1987 Montreal Protokolü: Ozon Sorunu 2050’de Bitecek
Viyana’da başlayan pazarlıklar 1987’de ozon tabakasını tüketen maddelere dair bir uluslararası anlaşma olan Montreal Protokolü’nün imzalanması ile sonuçlandı. Birleşmiş Milletler Genel Sekreteri Kofi Annan tarafından “son zamanların en başarılı uluslararası anlaşması” olarak nitelendirilen Montreal Protokolü, 196 ülke tarafından imzalandı ve 1989’da yürürlüğe girdi. Anlaşma ile önce gelişmiş ülkelerin, daha sonra da gelişmekte olan ülkelerin CFC kullanımını 2030’a kadar tamamen durdurması karara bağlanmış oldu. Gelişmekte olan ülkelerin anlaşma yaptırımlarını yerine getirebilmeleri için gerekli finansmanı sağlamak amacıyla bir de Çok Taraflı Fon kuruldu. Anlaşmanın yaptırımları sonucunda ozon tabakasının 2050’ye kadar eski haline dönmesi hedeflendi. 1988 Hükümetlerarası İklim değişikliği Paneli (IPCC) Kuruldu Aralık 1988’de, Hükümetlerarası İklim değişikliği Paneli (IPCC), dünya Meteoroloji örgütü ve Birleşmiş Milletler Çevre Programı (UNEP) tarafından kuruldu. İklim konusunda uzman İsveçli meteorolog Bert Bolin’in (1925-2007) başkanlığında toplanan bu panelin görevi, küresel ısınma ve iklim değişikliği konusunda dünya genelinde yürütülen en yeni bilimsel, teknik ve sosyo-ekonomik çalışmaları derleyip incelemek ve ortaya çıkan sonucu küresel kamuoyuna ve uluslararası karar mekanizmalarına iletmekti.

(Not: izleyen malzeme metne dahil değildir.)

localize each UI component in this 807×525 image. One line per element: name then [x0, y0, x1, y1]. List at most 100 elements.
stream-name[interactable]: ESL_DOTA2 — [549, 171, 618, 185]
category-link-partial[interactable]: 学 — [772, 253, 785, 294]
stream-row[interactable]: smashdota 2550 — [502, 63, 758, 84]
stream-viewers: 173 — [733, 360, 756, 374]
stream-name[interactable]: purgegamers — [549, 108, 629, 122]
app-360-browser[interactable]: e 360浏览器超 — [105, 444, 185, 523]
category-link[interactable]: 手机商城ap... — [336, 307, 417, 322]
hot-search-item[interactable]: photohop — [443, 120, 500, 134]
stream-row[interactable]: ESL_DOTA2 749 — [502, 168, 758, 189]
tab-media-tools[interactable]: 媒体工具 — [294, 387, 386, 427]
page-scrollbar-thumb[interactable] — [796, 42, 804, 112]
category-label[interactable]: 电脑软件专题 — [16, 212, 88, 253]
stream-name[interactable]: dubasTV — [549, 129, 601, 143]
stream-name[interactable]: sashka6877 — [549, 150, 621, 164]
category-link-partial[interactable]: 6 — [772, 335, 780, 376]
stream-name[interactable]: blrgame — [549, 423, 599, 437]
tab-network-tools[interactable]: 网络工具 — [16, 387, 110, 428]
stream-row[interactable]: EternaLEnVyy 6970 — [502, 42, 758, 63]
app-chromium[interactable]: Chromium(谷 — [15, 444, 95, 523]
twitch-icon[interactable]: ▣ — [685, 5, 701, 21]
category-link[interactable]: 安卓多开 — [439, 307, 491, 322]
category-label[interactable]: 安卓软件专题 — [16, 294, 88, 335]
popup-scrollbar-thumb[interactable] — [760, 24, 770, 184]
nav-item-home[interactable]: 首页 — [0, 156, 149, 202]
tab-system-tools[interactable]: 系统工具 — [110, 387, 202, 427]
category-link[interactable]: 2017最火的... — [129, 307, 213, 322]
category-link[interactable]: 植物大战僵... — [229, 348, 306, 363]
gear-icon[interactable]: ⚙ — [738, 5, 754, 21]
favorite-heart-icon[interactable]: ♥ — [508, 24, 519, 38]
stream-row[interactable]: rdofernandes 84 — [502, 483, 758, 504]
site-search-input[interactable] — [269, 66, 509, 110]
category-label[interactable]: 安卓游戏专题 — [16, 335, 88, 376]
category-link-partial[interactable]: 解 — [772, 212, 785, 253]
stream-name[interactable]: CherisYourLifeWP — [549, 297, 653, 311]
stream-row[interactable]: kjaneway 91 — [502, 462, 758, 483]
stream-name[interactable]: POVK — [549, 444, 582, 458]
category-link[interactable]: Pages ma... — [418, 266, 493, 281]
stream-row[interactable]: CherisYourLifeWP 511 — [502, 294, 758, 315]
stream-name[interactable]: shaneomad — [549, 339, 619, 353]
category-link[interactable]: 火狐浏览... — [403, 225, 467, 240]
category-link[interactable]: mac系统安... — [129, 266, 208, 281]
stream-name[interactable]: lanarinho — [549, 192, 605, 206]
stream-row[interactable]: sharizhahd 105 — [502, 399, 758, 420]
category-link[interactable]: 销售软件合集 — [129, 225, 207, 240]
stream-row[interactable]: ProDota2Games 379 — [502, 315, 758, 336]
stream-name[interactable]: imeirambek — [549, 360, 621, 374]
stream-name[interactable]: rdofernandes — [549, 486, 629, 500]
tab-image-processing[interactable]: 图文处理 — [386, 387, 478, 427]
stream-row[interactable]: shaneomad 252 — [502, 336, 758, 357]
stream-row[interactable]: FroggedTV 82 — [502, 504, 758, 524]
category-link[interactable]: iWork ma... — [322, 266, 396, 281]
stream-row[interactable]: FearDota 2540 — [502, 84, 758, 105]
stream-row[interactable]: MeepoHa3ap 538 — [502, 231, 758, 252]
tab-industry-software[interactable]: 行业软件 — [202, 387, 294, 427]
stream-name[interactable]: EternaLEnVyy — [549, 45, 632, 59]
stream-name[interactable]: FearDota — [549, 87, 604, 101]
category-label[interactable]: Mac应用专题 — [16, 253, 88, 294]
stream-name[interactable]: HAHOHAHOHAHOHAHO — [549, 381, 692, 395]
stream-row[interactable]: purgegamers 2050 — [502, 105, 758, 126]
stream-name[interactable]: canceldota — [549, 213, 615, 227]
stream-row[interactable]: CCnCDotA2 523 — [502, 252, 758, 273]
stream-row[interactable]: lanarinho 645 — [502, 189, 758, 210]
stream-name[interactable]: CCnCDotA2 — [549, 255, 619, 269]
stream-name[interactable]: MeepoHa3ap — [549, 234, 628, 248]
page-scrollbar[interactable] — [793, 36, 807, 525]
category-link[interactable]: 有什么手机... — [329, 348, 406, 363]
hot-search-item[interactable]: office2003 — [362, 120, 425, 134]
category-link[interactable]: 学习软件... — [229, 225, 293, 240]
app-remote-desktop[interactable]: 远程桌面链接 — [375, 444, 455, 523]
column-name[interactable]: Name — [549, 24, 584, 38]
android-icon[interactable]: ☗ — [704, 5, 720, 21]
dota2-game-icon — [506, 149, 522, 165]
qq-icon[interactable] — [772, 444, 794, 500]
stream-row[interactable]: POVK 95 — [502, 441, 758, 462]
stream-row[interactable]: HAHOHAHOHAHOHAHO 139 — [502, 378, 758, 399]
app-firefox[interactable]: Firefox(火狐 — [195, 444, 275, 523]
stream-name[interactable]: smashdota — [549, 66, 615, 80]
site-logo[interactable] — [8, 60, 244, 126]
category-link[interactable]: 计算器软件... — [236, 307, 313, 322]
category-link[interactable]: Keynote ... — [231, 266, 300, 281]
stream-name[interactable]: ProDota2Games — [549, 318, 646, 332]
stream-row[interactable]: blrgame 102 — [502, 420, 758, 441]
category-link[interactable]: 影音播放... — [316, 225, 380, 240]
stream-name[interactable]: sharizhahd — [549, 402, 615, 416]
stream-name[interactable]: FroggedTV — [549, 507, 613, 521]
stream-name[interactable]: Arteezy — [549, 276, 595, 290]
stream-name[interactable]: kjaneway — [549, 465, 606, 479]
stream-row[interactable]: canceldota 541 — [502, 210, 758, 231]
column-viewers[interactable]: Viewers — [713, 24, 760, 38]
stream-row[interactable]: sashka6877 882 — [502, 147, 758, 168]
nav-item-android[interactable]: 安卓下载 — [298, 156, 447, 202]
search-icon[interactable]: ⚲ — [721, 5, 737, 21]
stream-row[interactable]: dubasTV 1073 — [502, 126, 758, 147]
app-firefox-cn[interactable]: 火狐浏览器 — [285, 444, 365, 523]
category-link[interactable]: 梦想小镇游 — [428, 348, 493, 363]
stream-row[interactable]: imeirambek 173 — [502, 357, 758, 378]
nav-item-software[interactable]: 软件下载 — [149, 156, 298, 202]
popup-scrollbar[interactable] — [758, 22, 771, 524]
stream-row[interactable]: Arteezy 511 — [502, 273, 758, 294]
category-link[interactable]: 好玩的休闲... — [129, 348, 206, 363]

IPCC, 1990, 1992, 1995, 2001 ve 2007’de iklim değişikliği ve bunun dünya ve insanlık üzerindeki olası etkileri üzerine raporlar yayımladı. Bu raporların hazırlanmasına 130 ülkeden binlerce araştırmacı katıldı. IPCC, bu kolektif çalışmasıyla 2007’de Nobel Barış Ödülü’nü Amerika Birleşik Devletleri Başkan Yardımcısı Al Gore ile paylaştı. Bu arada Amerikalı İklim Bilimci James Hansen, 1988’de Amerikan Senatosu’na verdiği ifadede, dünyada ilk olarak kendisinin hazırladığı “atmosferik genel dolaşım modeli”nden elde ettiği iklim tahminlerine dayanarak, dünyada insan yapısı iklim değişikliğinin kaçınılmaz olduğunu ve küresel ısınmanı n gerçekleşmekte olduğunu bildirdi.